Data analytics firm RealPage reported that Northeast and Midwest markets dominated its list of metros with the lowest 2018 turnover. Metro areas in the South and West had the highest rates. Among 50 metros analyzed, Milwaukee and Northern New Jersey tied for the lowest 2018 turnover rate of 38.1 percent. Salt Lake City and San Antonio had the highest turnover rates at approximately 53.5 percent. Metros with more vibrant economies typically have higher-than-average turnover rates, says CBRE.

In addition, older properties and Class B and C assets typically have lower turnover rates than newer assets, at least at this point in the cycle.
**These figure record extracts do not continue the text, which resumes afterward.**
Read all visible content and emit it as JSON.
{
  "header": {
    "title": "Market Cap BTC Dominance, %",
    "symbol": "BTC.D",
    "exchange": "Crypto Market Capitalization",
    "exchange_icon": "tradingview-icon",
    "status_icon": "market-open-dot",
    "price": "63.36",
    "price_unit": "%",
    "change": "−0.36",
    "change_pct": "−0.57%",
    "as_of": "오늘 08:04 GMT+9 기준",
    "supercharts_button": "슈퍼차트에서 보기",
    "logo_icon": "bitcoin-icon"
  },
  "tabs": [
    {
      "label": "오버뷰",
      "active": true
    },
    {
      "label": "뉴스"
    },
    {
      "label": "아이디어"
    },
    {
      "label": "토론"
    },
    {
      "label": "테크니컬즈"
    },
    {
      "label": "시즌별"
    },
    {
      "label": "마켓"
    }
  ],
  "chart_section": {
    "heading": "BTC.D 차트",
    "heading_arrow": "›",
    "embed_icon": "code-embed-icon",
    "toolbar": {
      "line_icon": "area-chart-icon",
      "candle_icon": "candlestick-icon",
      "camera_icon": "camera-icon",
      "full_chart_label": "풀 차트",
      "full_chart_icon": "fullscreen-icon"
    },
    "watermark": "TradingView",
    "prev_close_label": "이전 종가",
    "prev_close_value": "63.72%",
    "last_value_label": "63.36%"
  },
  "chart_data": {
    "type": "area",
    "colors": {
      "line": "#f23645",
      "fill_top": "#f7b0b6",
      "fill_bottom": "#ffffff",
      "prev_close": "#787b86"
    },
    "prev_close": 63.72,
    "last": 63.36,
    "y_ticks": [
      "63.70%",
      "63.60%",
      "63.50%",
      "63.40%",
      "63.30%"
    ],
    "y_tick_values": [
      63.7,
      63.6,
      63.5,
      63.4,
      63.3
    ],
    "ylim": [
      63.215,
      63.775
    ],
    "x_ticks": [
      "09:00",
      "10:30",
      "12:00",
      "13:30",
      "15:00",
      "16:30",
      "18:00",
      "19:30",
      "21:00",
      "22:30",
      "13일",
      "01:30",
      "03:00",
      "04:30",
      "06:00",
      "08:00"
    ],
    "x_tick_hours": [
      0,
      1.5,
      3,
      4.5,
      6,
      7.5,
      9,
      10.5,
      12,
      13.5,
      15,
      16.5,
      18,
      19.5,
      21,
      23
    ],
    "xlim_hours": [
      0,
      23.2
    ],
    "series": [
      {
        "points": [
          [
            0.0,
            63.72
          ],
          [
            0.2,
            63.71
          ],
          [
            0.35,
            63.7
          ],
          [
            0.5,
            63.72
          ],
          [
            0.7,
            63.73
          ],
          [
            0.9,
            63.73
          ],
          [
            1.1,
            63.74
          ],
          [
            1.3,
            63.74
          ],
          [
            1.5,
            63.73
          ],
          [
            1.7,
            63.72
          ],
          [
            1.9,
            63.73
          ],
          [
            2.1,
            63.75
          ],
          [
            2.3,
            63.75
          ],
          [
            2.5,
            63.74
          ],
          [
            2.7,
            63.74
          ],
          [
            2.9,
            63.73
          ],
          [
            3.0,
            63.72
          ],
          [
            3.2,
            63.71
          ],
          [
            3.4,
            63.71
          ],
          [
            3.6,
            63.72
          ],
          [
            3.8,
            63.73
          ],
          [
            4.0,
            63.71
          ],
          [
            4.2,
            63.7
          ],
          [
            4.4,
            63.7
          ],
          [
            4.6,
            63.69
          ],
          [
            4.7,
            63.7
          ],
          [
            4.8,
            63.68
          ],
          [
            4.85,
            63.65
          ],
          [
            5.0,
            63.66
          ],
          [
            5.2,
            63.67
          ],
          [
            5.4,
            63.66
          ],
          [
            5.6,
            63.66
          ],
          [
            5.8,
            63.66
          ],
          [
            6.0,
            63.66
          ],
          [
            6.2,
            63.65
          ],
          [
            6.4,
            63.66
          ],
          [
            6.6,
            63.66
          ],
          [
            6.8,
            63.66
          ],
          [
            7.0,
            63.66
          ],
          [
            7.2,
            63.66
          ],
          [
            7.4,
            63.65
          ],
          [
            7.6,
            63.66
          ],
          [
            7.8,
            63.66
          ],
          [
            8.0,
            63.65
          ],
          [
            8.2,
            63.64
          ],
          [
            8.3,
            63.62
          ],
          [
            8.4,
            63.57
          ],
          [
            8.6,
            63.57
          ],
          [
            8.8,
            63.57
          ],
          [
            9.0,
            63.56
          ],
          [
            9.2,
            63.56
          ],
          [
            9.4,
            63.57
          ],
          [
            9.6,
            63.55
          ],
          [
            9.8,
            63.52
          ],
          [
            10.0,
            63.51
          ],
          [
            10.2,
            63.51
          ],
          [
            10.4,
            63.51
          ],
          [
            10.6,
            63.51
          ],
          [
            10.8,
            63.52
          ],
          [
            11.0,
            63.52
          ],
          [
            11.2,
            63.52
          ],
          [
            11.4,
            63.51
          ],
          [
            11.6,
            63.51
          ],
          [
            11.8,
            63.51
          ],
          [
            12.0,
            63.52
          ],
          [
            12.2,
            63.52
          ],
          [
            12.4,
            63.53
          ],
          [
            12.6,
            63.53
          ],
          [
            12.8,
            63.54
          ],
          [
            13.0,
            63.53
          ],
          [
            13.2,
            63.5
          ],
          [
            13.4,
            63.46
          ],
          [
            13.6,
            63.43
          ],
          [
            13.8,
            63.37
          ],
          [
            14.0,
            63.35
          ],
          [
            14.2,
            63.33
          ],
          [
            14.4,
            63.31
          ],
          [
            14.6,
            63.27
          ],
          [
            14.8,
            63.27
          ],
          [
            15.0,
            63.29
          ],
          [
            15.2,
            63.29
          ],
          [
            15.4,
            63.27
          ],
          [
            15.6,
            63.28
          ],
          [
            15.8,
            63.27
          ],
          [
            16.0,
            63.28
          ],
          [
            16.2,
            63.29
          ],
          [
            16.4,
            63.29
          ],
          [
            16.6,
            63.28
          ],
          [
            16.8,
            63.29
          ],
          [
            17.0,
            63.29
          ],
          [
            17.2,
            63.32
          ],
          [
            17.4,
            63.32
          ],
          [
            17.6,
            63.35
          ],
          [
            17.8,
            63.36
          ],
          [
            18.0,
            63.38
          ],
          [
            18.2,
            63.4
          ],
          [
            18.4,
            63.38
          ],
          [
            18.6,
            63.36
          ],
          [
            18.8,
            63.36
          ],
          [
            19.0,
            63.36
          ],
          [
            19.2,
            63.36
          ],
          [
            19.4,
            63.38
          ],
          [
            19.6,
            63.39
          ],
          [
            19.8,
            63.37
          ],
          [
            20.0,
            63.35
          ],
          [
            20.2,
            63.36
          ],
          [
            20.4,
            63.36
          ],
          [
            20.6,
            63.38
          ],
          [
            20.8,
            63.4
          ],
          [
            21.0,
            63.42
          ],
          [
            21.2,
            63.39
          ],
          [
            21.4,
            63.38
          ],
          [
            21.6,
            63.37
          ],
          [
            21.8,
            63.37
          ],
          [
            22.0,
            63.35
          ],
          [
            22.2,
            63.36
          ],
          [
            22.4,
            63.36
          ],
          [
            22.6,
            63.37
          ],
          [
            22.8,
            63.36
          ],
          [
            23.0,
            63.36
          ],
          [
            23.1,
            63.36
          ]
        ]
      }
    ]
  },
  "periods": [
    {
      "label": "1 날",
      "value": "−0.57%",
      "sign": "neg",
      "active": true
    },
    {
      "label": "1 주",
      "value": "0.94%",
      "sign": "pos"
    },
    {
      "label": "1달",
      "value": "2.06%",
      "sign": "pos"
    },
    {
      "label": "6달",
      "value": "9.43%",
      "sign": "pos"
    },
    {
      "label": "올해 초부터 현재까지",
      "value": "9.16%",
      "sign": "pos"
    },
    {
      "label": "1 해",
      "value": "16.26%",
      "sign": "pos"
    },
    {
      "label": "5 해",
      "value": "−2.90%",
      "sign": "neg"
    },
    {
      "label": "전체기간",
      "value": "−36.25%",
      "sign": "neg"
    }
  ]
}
Vacancy rates are low in older assets with limited options for residents. Conversely, rental concessions in many Class A properties, especially those in lease-up, help to attract residents and thereby encourages turnover. In other words, renters are looking for the best deal.

Small multifamily assets typically have lower turnover rates, in part due to management’s philosophy of maintaining high occupancy over maximizing rent growth potential, says Rice. “Markets and assets governed by rent-control regulations also usually have much lower turnover due to the restricted rent increases for occupied units.”